When we need a reliable, stable and secure operating system, Open­BSD is our first choice. This strong preference is based on important technical and practical merits, as the following brief introduction explains:

Open­BSD is an open source software project producing a free, Unix-like operating system descended from Berkley Software Distribution (BSD). Its de­ve­lop­ment began in 1995 by forking the NetBSD code­base.

Unlike similar projects, Open­BSD develops a complete operating system (not just the kernel), has strict mana­ge­ment hierarchy, mandates extensive peer-review for all new code and releases stable versions on a regular basis (every 6 months).

Open­BSD is used at commercial, educational and government organizations worldwide, including universities, research facilities, internet service providers and large enterprises, such as Adobe, Yahoo, Google, HP and GoDaddy. Software code produced by the project is used in critical parts of various other operating systems and security-oriented software products. Many commercial fire­wall appliances are based on Open­BSD.

De­ve­lop­ment Environment

From the very beginning, Open­BSD was designed and built by its developers to suit their own use-cases. As our needs are very similar, this also makes it an excellent de­ve­lop­ment and hosting platform for our own applications and infor­ma­tion systems.

The project follows a strict docu­men­ta­tion process where any errors or omissions are considered equivalent to software bugs. The result is a high-quality, always up-to-date docu­men­ta­tion of all administrative tools, software libraries and system calls, that's second to none among both open source and commercial operating systems.

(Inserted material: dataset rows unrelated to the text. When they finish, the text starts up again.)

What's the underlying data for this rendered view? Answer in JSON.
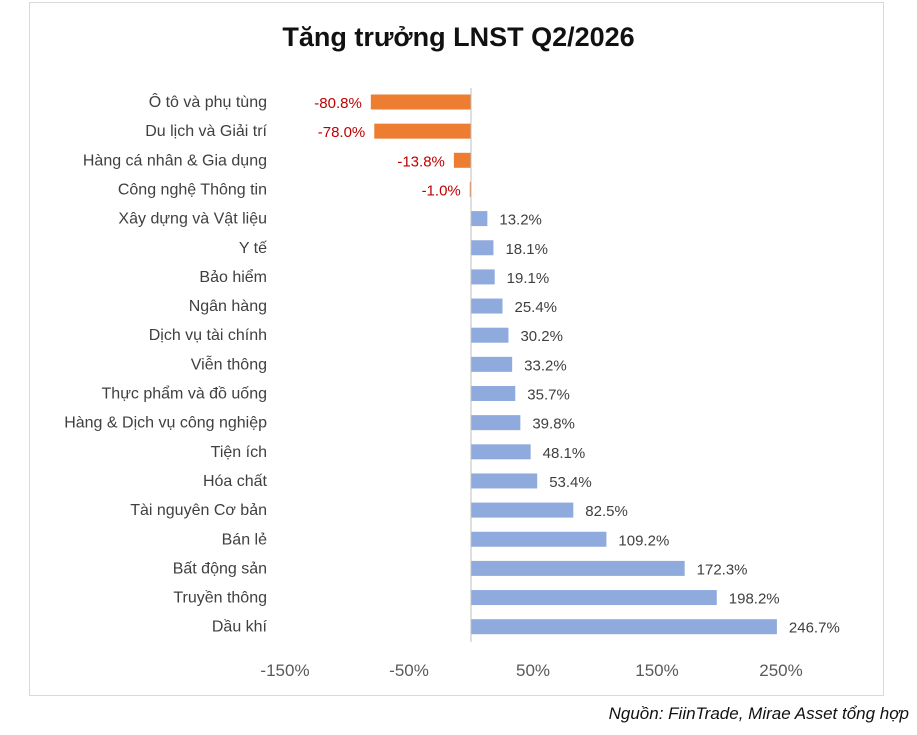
{
  "chart_data": {
    "type": "bar",
    "orientation": "horizontal",
    "title": "Tăng trưởng LNST Q2/2026",
    "categories": [
      "Ô tô và phụ tùng",
      "Du lịch và Giải trí",
      "Hàng cá nhân & Gia dụng",
      "Công nghệ Thông tin",
      "Xây dựng và Vật liệu",
      "Y tế",
      "Bảo hiểm",
      "Ngân hàng",
      "Dịch vụ tài chính",
      "Viễn thông",
      "Thực phẩm và đồ uống",
      "Hàng & Dịch vụ công nghiệp",
      "Tiện ích",
      "Hóa chất",
      "Tài nguyên Cơ bản",
      "Bán lẻ",
      "Bất động sản",
      "Truyền thông",
      "Dầu khí"
    ],
    "values": [
      -80.8,
      -78.0,
      -13.8,
      -1.0,
      13.2,
      18.1,
      19.1,
      25.4,
      30.2,
      33.2,
      35.7,
      39.8,
      48.1,
      53.4,
      82.5,
      109.2,
      172.3,
      198.2,
      246.7
    ],
    "value_labels": [
      "-80.8%",
      "-78.0%",
      "-13.8%",
      "-1.0%",
      "13.2%",
      "18.1%",
      "19.1%",
      "25.4%",
      "30.2%",
      "33.2%",
      "35.7%",
      "39.8%",
      "48.1%",
      "53.4%",
      "82.5%",
      "109.2%",
      "172.3%",
      "198.2%",
      "246.7%"
    ],
    "x_ticks": [
      -150,
      -50,
      50,
      150,
      250
    ],
    "x_tick_labels": [
      "-150%",
      "-50%",
      "50%",
      "150%",
      "250%"
    ],
    "xlim": [
      -150,
      250
    ],
    "grid": false,
    "colors": {
      "negative_bar": "#ED7D31",
      "positive_bar": "#8FAADC",
      "negative_label": "#C00000",
      "positive_label": "#404040",
      "axis": "#bfbfbf"
    }
  },
  "source": "Nguồn: FiinTrade, Mirae Asset tổng hợp"
}
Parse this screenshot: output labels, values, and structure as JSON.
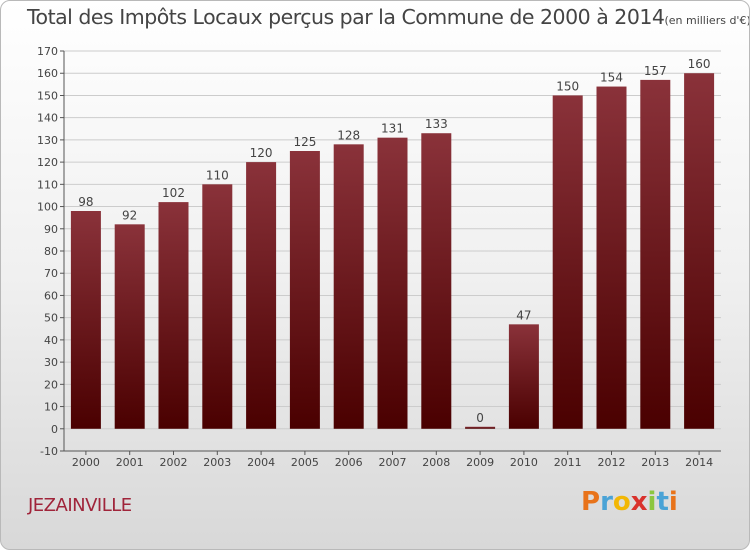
{
  "header": {
    "title": "Total des Impôts Locaux perçus par la Commune de 2000 à 2014",
    "unit": "(en milliers d'€)"
  },
  "footer": {
    "commune": "JEZAINVILLE",
    "brand_letters": [
      "P",
      "r",
      "o",
      "x",
      "i",
      "t",
      "i"
    ],
    "brand_colors": [
      "#e8731a",
      "#4aa3d6",
      "#f2b705",
      "#d9322c",
      "#8cc63f",
      "#4aa3d6",
      "#e8731a"
    ]
  },
  "colors": {
    "bar_top": "#8a323a",
    "bar_bottom": "#4a0000",
    "grid": "#cccccc",
    "axis": "#555555"
  },
  "chart_data": {
    "type": "bar",
    "categories": [
      "2000",
      "2001",
      "2002",
      "2003",
      "2004",
      "2005",
      "2006",
      "2007",
      "2008",
      "2009",
      "2010",
      "2011",
      "2012",
      "2013",
      "2014"
    ],
    "values": [
      98,
      92,
      102,
      110,
      120,
      125,
      128,
      131,
      133,
      0,
      47,
      150,
      154,
      157,
      160
    ],
    "data_labels": [
      "98",
      "92",
      "102",
      "110",
      "120",
      "125",
      "128",
      "131",
      "133",
      "0",
      "47",
      "150",
      "154",
      "157",
      "160"
    ],
    "ylim": [
      -10,
      170
    ],
    "yticks": [
      -10,
      0,
      10,
      20,
      30,
      40,
      50,
      60,
      70,
      80,
      90,
      100,
      110,
      120,
      130,
      140,
      150,
      160,
      170
    ],
    "title": "Total des Impôts Locaux perçus par la Commune de 2000 à 2014",
    "xlabel": "",
    "ylabel": "",
    "grid": true,
    "legend": "none"
  }
}
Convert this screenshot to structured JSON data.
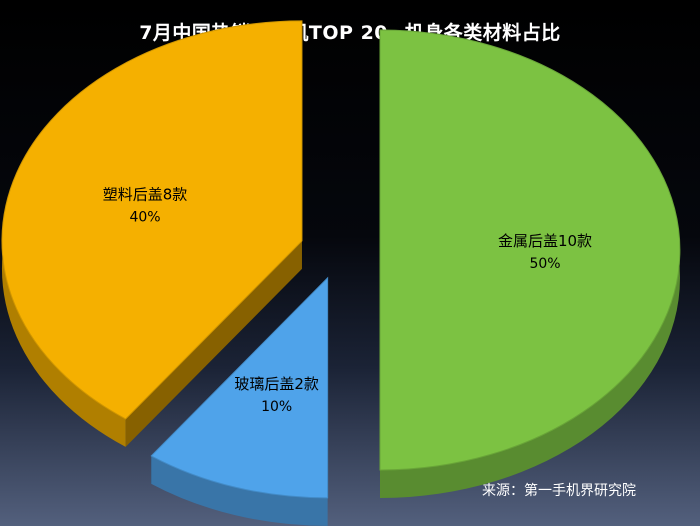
{
  "chart_data": {
    "type": "pie",
    "title": "7月中国热销千元机TOP 20--机身各类材料占比",
    "slices": [
      {
        "category": "金属后盖10款",
        "percent_label": "50%",
        "value": 50,
        "color": "#7cc242"
      },
      {
        "category": "玻璃后盖2款",
        "percent_label": "10%",
        "value": 10,
        "color": "#4fa3ea"
      },
      {
        "category": "塑料后盖8款",
        "percent_label": "40%",
        "value": 40,
        "color": "#f5b000"
      }
    ],
    "exploded": true,
    "style": "3d"
  },
  "source": "来源：第一手机界研究院"
}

Although never afraid to introduce backward incompatible security or code quality im­prove­ments, Open­BSD normally progresses through gradual evolution rather than major changes. KoMnA is thus able to regularly and cost-effectively upgrade existing systems, making sure that even our older solutions run on a modern, secure platform.

Security and Reliability

Many computer security experts consider Open­BSD to be the most secure and reliable general purpose operating system in existence. This reputation comes from:

  • Very ex­pe­ri­enced developers and mandatory peer-review.

  • Strong focus on software security and code correctness, even at the cost of new features, speed optimizations or user-friendliness.

  • Periodic full source code audits, with any newly found bug type being searched for and fixed everywhere in the source tree.

  • Integration of good randomness and strong cryptography wherever possible.

  • Rewriting daemons and services to use privilege separation, chroot_jails, pledge(), and other such security measures.

  • Security and networking innovations, many of which have since become mainstream (public source repository, IPSec, ASLR, stack protector, W^X, safe al­ter­na­tives for dan­ge­rous libc APIs, etc.)

  • "Secure by default" system configuration where any network services must be manually enabled by administrators (after reading the docu­men­ta­tion), who are thus fully aware of their responsibility and potential security problems.

  • Un­com­pro­mi­sing stance on licensing and hardware docu­men­ta­tion transparency, rejecting closed-source software as well as non-disclosure agreements, and even disfavoring complex or too restrictive open-source licenses.

  • Portable security and networking software developed by the project, gaining great influence and wide adoption. This in­clu­des OpenSSH, LibreSSL, OpenBGPD, OpenNTPD, pf, mandoc, acme-client, and others.